I was on an airplane returning back to San Francisco from Chicago and seated next to me were a mother and a daughter. The daughter was on a semester break from college and she was talking to her mother about her college life and the courses that she was planning to take, etc. I was busy working on my laptop until I heard the daughter say to her mother in a dejected tone, “Mom, we all know that the planet is screwed, that when I grow up to be your age, I’ll be living in a Mad Max world.” Then I spoke up and said to the daughter to keep the faith that she won’t be reduced to such a violent lifestyle if, as a Miglet, she takes steps today. But it was difficult for me to convey the gist of this book to them in just a few minutes with the result that the mother became very defensive about the American way of Life and about consumerism in general. She retorted,
“Well, I notice that you are flying in a plane and you are typing on a laptop. Aren’t you being hypocritical to use the products of our culture while criticizing it?”
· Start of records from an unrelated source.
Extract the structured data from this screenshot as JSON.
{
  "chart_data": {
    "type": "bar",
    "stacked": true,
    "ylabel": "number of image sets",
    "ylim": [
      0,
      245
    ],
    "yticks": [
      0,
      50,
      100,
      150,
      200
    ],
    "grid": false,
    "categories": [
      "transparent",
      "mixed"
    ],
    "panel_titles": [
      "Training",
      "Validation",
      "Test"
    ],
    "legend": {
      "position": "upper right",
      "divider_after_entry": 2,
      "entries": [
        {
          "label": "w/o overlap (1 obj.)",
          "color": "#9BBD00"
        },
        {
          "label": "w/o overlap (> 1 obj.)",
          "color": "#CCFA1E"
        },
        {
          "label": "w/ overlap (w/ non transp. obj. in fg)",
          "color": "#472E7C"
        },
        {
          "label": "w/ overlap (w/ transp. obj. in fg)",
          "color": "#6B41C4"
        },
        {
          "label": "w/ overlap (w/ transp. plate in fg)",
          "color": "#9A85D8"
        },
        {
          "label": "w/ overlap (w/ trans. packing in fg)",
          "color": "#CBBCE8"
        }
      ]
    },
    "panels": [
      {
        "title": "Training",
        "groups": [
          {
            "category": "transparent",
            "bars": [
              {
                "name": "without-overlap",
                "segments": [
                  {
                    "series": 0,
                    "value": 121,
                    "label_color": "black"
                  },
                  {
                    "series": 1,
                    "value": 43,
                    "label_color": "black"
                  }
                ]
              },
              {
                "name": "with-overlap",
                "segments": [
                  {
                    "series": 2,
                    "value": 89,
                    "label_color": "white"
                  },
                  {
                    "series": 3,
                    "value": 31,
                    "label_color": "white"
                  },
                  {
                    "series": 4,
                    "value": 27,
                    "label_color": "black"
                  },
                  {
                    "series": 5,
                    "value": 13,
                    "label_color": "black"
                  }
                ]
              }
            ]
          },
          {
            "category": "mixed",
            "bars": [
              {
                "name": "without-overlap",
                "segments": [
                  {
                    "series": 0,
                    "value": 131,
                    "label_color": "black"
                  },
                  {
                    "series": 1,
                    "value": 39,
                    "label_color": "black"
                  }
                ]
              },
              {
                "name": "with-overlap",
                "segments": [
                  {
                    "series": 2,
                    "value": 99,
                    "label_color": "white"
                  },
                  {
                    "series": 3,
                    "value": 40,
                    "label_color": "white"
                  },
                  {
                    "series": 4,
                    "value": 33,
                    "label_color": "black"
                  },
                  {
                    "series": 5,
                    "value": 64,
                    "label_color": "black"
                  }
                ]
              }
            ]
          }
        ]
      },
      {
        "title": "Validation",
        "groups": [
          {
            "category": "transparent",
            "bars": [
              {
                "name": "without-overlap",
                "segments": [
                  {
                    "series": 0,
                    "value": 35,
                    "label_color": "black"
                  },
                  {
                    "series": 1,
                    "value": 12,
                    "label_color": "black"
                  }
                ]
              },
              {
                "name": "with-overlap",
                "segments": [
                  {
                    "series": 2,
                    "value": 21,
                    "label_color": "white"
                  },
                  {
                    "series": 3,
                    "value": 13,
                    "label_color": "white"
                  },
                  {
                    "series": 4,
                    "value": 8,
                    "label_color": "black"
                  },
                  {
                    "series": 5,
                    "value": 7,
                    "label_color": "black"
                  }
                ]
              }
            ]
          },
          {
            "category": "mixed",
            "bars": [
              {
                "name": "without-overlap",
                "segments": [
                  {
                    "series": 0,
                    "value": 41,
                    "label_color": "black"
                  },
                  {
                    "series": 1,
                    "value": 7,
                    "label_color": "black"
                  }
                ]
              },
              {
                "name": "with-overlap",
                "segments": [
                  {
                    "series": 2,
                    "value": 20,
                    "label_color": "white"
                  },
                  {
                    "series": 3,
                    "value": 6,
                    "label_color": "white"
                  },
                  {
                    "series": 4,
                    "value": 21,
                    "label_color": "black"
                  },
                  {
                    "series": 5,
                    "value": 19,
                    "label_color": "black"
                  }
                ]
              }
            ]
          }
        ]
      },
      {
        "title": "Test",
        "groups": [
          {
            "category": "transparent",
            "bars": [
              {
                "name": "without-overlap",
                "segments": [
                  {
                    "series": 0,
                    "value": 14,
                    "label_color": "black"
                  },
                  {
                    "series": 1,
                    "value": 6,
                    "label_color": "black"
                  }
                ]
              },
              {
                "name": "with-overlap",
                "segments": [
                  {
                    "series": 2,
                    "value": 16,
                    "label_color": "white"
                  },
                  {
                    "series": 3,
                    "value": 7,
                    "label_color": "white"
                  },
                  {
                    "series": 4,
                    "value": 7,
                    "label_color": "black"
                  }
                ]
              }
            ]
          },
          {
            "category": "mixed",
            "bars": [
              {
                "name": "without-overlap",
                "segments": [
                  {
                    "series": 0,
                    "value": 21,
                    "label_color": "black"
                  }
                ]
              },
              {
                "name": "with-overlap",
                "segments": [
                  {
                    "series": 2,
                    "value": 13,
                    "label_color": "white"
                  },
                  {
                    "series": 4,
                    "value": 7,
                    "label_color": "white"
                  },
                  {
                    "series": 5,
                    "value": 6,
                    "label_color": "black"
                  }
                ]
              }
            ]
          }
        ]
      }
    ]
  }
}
I replied, “Actually I am part of this culture as I designed the communications system that connects this laptop to the internet. But, nowadays, I use these products for my purpose, which is to help regenerate Life. And for that purpose, I think that we must use every tool that our technologies have developed and to also develop new tools as we need them.”
We must not simply discard the knowledge that we have accumulated and the technology that we have developed, but we must learn to use them wisely, as we have plenty of clean-up work to do, to regenerate Life back in most environments.